Right now I feel like I've had 2 years of feeling like a real person (my youngest is four). I like the way I dress. I have my personal space. My brain functions well. I have interests. My thoughts aren't interrupted every 5 seconds. There is more to life than housework and baby care.
I'm 37 and time goes by a little quicker every day. So even though I know I'll go through all the new baby stuff and body stuff and being tied to a baby stuff, I know it doesn't last forever, and in just a couple years it will be behind me and it will be worth it.

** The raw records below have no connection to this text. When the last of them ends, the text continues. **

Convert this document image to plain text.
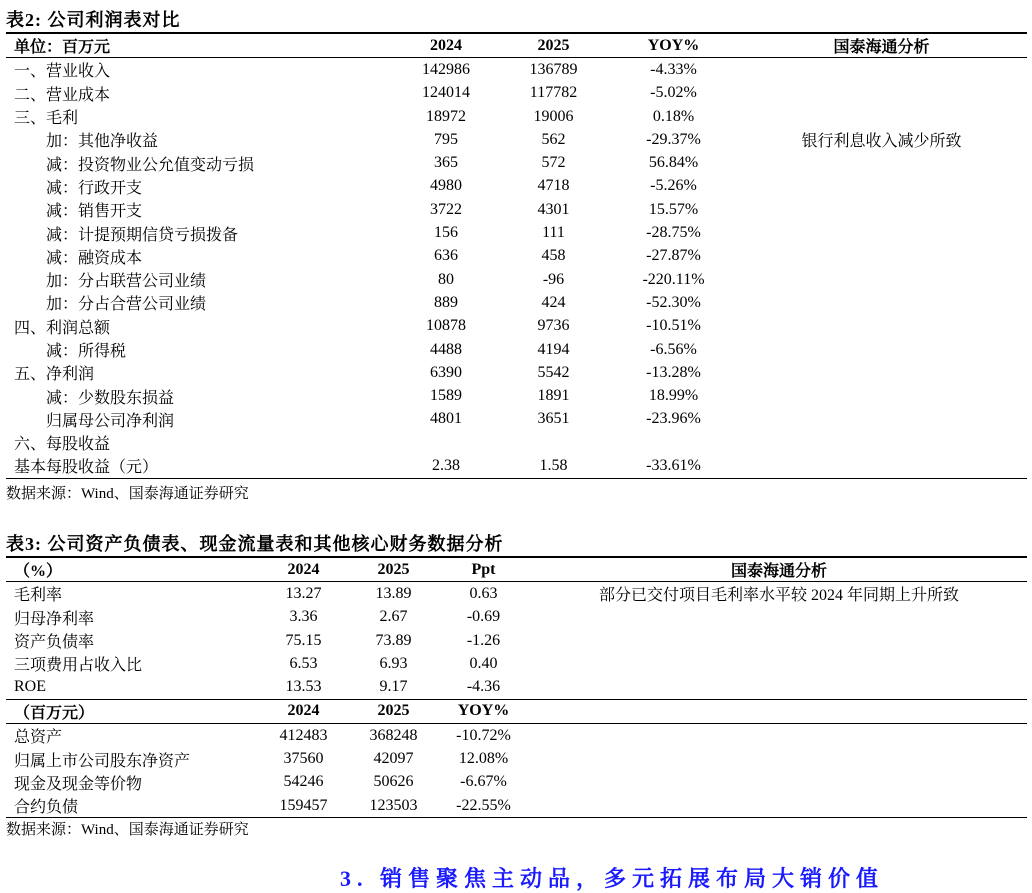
表2: 公司利润表对比
单位：百万元	2024	2025	YOY%	国泰海通分析
一、营业收入	142986	136789	-4.33%	
二、营业成本	124014	117782	-5.02%	
三、毛利	18972	19006	0.18%	
　　加：其他净收益	795	562	-29.37%	银行利息收入减少所致
　　减：投资物业公允值变动亏损	365	572	56.84%	
　　减：行政开支	4980	4718	-5.26%	
　　减：销售开支	3722	4301	15.57%	
　　减：计提预期信贷亏损拨备	156	111	-28.75%	
　　减：融资成本	636	458	-27.87%	
　　加：分占联营公司业绩	80	-96	-220.11%	
　　加：分占合营公司业绩	889	424	-52.30%	
四、利润总额	10878	9736	-10.51%	
　　减：所得税	4488	4194	-6.56%	
五、净利润	6390	5542	-13.28%	
　　减：少数股东损益	1589	1891	18.99%	
　　归属母公司净利润	4801	3651	-23.96%	
六、每股收益				
基本每股收益（元）	2.38	1.58	-33.61%	
数据来源：Wind、国泰海通证券研究
表3: 公司资产负债表、现金流量表和其他核心财务数据分析
（%）	2024	2025	Ppt	国泰海通分析
毛利率	13.27	13.89	0.63	部分已交付项目毛利率水平较 2024 年同期上升所致
归母净利率	3.36	2.67	-0.69	
资产负债率	75.15	73.89	-1.26	
三项费用占收入比	6.53	6.93	0.40	
ROE	13.53	9.17	-4.36	
（百万元）	2024	2025	YOY%	
总资产	412483	368248	-10.72%	
归属上市公司股东净资产	37560	42097	12.08%	
现金及现金等价物	54246	50626	-6.67%	
合约负债	159457	123503	-22.55%	
数据来源：Wind、国泰海通证券研究
3. 销售聚焦主动品，多元拓展布局大销价值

When you are in the middle of it for the first time, it is overwhelming because you don't know when it will end. But if you think back on your pregnancy, it really did end. This season will pass too and you'll move on to bigger and better things. In many ways the hard work you are putting in right now (yes, it is emotional and physical hard work to adjust to motherhood) will benefit you and your child in the long run, so be proud of yourself and what you are accomplishing.